John Brown has built scores of ships —the latest being the 67,000-ton tanker British Confidence—and it is busy on land as well as on sea. It is stringing a 500-mile pipeline across Algeria, and will soon begin constructing a $112 million synthetic-fiber plant in Siberia. This wide-ranging activity helped increase the firm's profits 50% last year, to $8,400,000—to the delight of its stockholders, high among which is the Church of England.

Surviving Nationalization. At the helm of John Brown is Lord Aberconway, 51, a pleasant, unprepossessing product of Eton and Oxford, who succeeded both his father and grandfather as chairman. Lord Aberconway stresses Brown's broad outlook: "We call our selves engineers and shipbuilders."

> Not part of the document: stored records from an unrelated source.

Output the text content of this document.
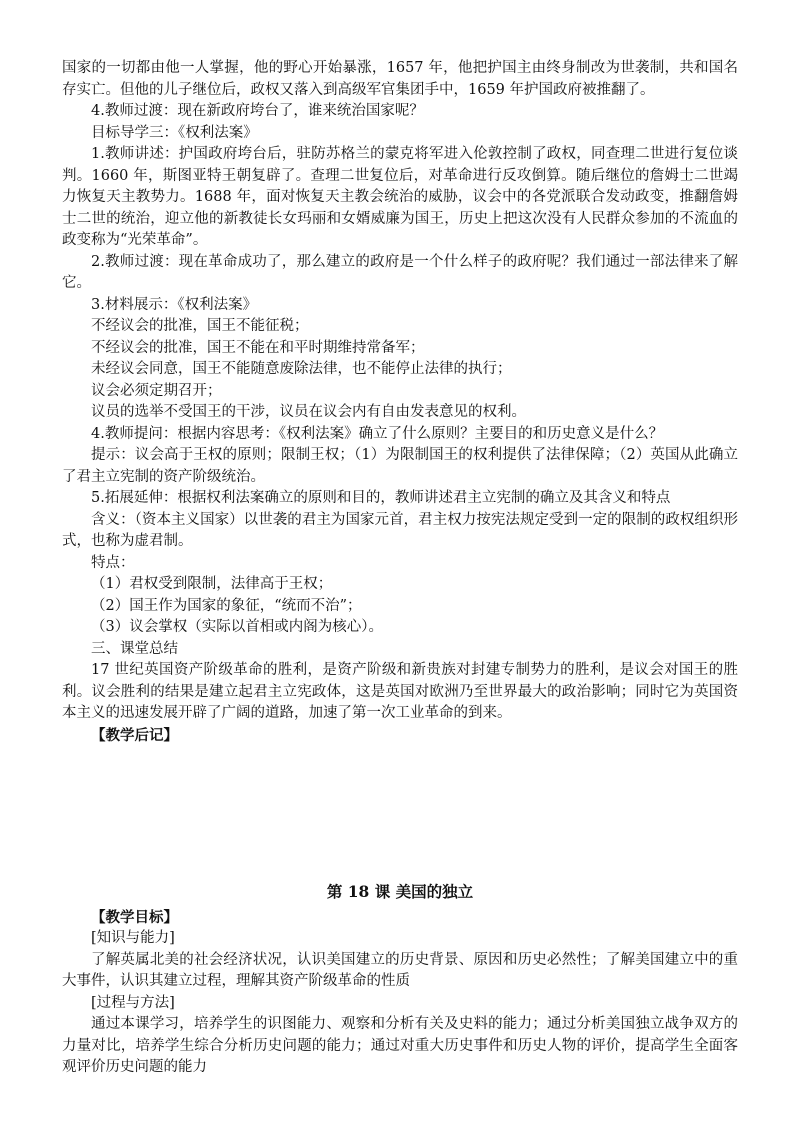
国家的一切都由他一人掌握，他的野心开始暴涨，1657 年，他把护国主由终身制改为世袭制，共和国名存实亡。但他的儿子继位后，政权又落入到高级军官集团手中，1659 年护国政府被推翻了。

4.教师过渡：现在新政府垮台了，谁来统治国家呢？

目标导学三：《权利法案》

1.教师讲述：护国政府垮台后，驻防苏格兰的蒙克将军进入伦敦控制了政权，同查理二世进行复位谈判。1660 年，斯图亚特王朝复辟了。查理二世复位后，对革命进行反攻倒算。随后继位的詹姆士二世竭力恢复天主教势力。1688 年，面对恢复天主教会统治的威胁，议会中的各党派联合发动政变，推翻詹姆士二世的统治，迎立他的新教徒长女玛丽和女婿威廉为国王，历史上把这次没有人民群众参加的不流血的政变称为“光荣革命”。

2.教师过渡：现在革命成功了，那么建立的政府是一个什么样子的政府呢？我们通过一部法律来了解它。

3.材料展示：《权利法案》

不经议会的批准，国王不能征税；

不经议会的批准，国王不能在和平时期维持常备军；

未经议会同意，国王不能随意废除法律，也不能停止法律的执行；

议会必须定期召开；

议员的选举不受国王的干涉，议员在议会内有自由发表意见的权利。

4.教师提问：根据内容思考：《权利法案》确立了什么原则？主要目的和历史意义是什么？

提示：议会高于王权的原则；限制王权；（1）为限制国王的权利提供了法律保障；（2）英国从此确立了君主立宪制的资产阶级统治。

5.拓展延伸：根据权利法案确立的原则和目的，教师讲述君主立宪制的确立及其含义和特点

含义：（资本主义国家）以世袭的君主为国家元首，君主权力按宪法规定受到一定的限制的政权组织形式，也称为虚君制。

特点：

（1）君权受到限制，法律高于王权；

（2）国王作为国家的象征，“统而不治”；

（3）议会掌权（实际以首相或内阁为核心）。

三、课堂总结

17 世纪英国资产阶级革命的胜利，是资产阶级和新贵族对封建专制势力的胜利，是议会对国王的胜利。议会胜利的结果是建立起君主立宪政体，这是英国对欧洲乃至世界最大的政治影响；同时它为英国资本主义的迅速发展开辟了广阔的道路，加速了第一次工业革命的到来。

【教学后记】

第 18 课 美国的独立

【教学目标】

[知识与能力]

了解英属北美的社会经济状况，认识美国建立的历史背景、原因和历史必然性；了解美国建立中的重大事件，认识其建立过程，理解其资产阶级革命的性质

[过程与方法]

通过本课学习，培养学生的识图能力、观察和分析有关及史料的能力；通过分析美国独立战争双方的力量对比，培养学生综合分析历史问题的能力；通过对重大历史事件和历史人物的评价，提高学生全面客观评价历史问题的能力
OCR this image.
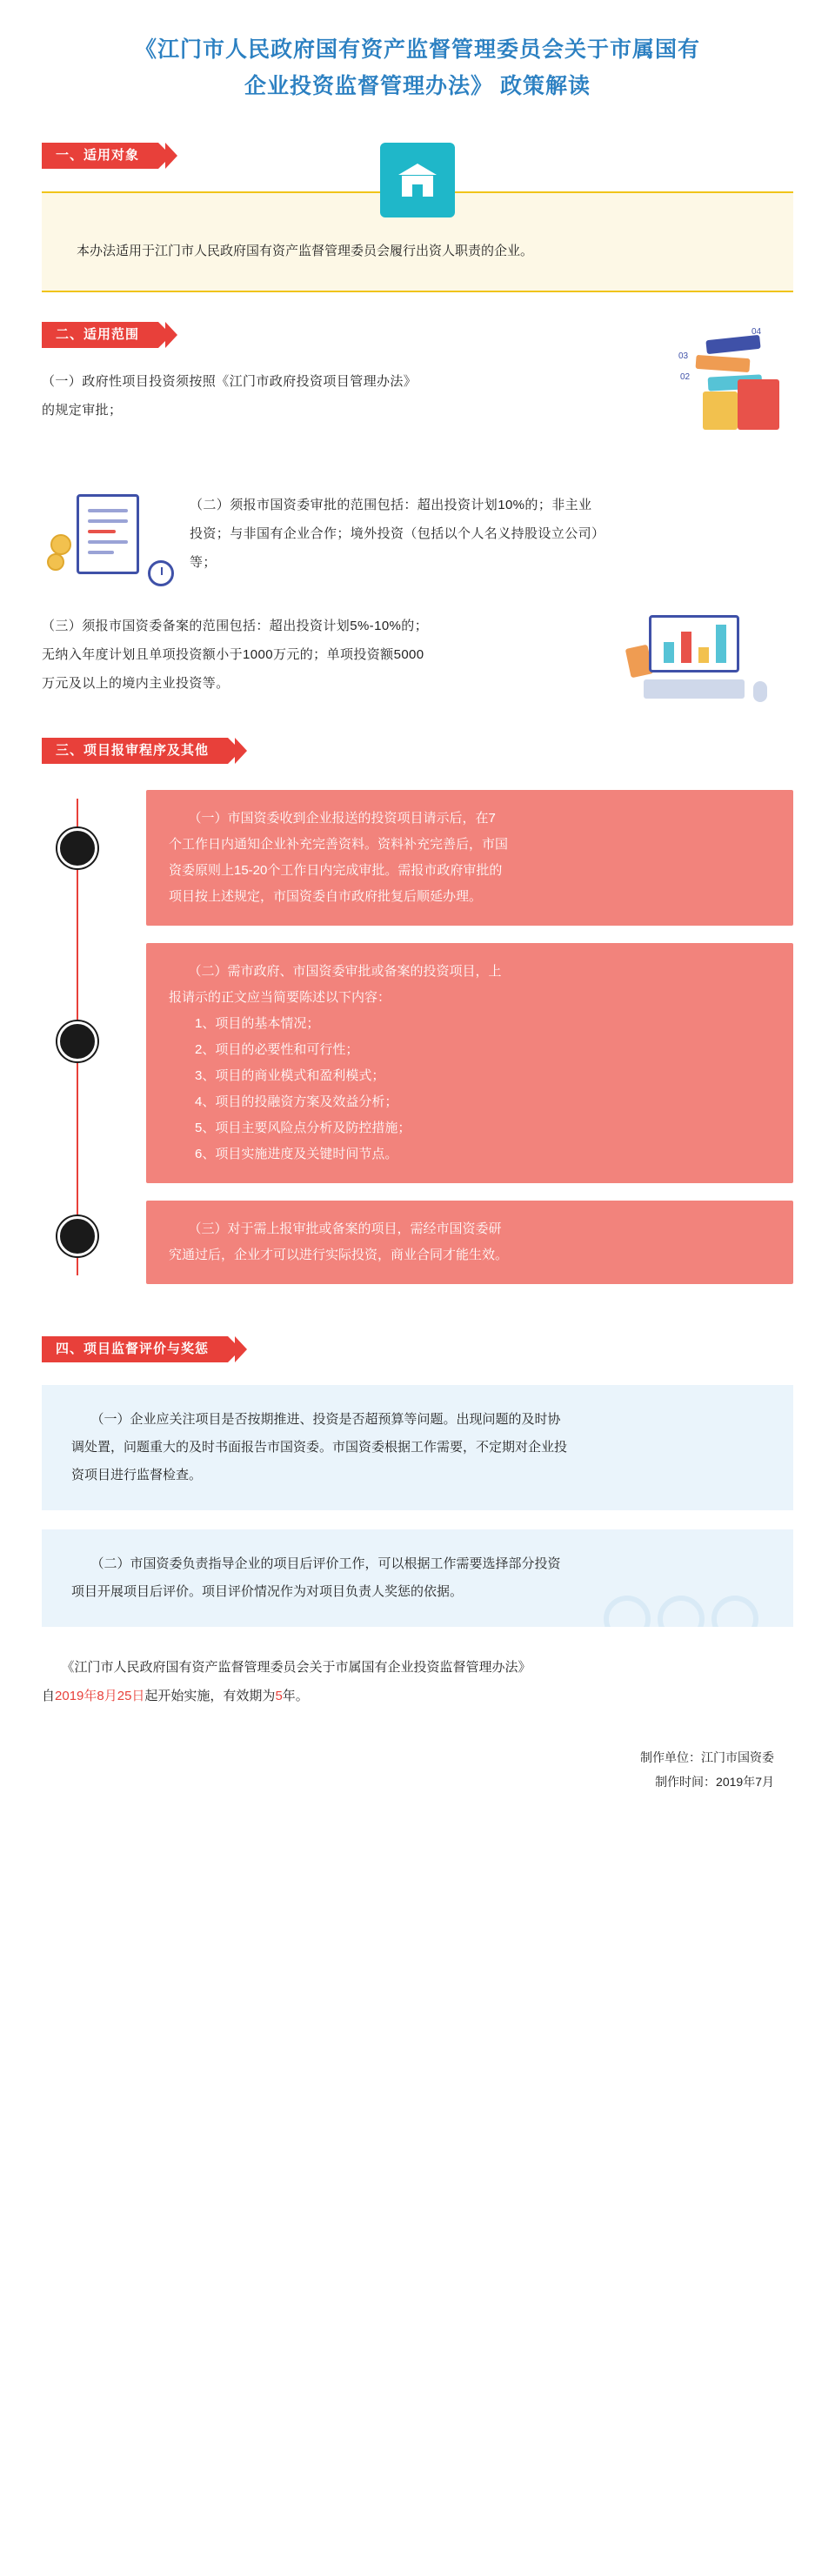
《江门市人民政府国有资产监督管理委员会关于市属国有
企业投资监督管理办法》 政策解读
一、适用对象
本办法适用于江门市人民政府国有资产监督管理委员会履行出资人职责的企业。
二、适用范围	04
03
02
（一）政府性项目投资须按照《江门市政府投资项目管理办法》
的规定审批；
（二）须报市国资委审批的范围包括：超出投资计划10%的；非主业
投资；与非国有企业合作；境外投资（包括以个人名义持股设立公司）
等；
（三）须报市国资委备案的范围包括：超出投资计划5%-10%的；
无纳入年度计划且单项投资额小于1000万元的；单项投资额5000
万元及以上的境内主业投资等。
三、项目报审程序及其他
　　（一）市国资委收到企业报送的投资项目请示后，在7
个工作日内通知企业补充完善资料。资料补充完善后，市国
资委原则上15-20个工作日内完成审批。需报市政府审批的
项目按上述规定，市国资委自市政府批复后顺延办理。
　　（二）需市政府、市国资委审批或备案的投资项目，上
报请示的正文应当简要陈述以下内容：
　　1、项目的基本情况；
　　2、项目的必要性和可行性；
　　3、项目的商业模式和盈利模式；
　　4、项目的投融资方案及效益分析；
　　5、项目主要风险点分析及防控措施；
　　6、项目实施进度及关键时间节点。
　　（三）对于需上报审批或备案的项目，需经市国资委研
究通过后，企业才可以进行实际投资，商业合同才能生效。
四、项目监督评价与奖惩
　　（一）企业应关注项目是否按期推进、投资是否超预算等问题。出现问题的及时协
调处置，问题重大的及时书面报告市国资委。市国资委根据工作需要，不定期对企业投
资项目进行监督检查。
　　（二）市国资委负责指导企业的项目后评价工作，可以根据工作需要选择部分投资
项目开展项目后评价。项目评价情况作为对项目负责人奖惩的依据。
　　《江门市人民政府国有资产监督管理委员会关于市属国有企业投资监督管理办法》
自2019年8月25日起开始实施，有效期为5年。
制作单位：江门市国资委
制作时间：2019年7月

John Brown started out as a land lubber. A onetime Sheffield cutlery apprentice, Founder Brown ventured into steelmaking in 1840, expanded into railway rails and armor plate. In a dispute with his directors, Sir John resigned in 1871, later died in poverty. The company grew on through wars and depression, hardly paused in the late 1940s, when the Labor government nationalized its coal and steel subsidiaries. It Used a $15 million compensation to modernize plants and acquire machine-tool companies. When the Tories offered back the denationalized mills in 1953, John Brown was doing so well that it turned them down.

Not Just Luck. Machine tools now account for 90% of the company's earnings, but the most promising subsidiary is an engineering design and construction firm, Constructors John Brown. "C.J.B.," as its executives call it, is building the Algerian pipeline and the Russian plant, a fortnight ago won an order to put up an Imperial Chemical Industries complex in Yorkshire.

Because such business is more promising than shipbuilding, John Brown will be paying less and less attention to the sea. The changing emphasis will reflect its motto—Nee Sorte Nee Fato [Neither by luck nor destiny]—which Lord Aberconway amplifies by adding, "Rather by planning and good work."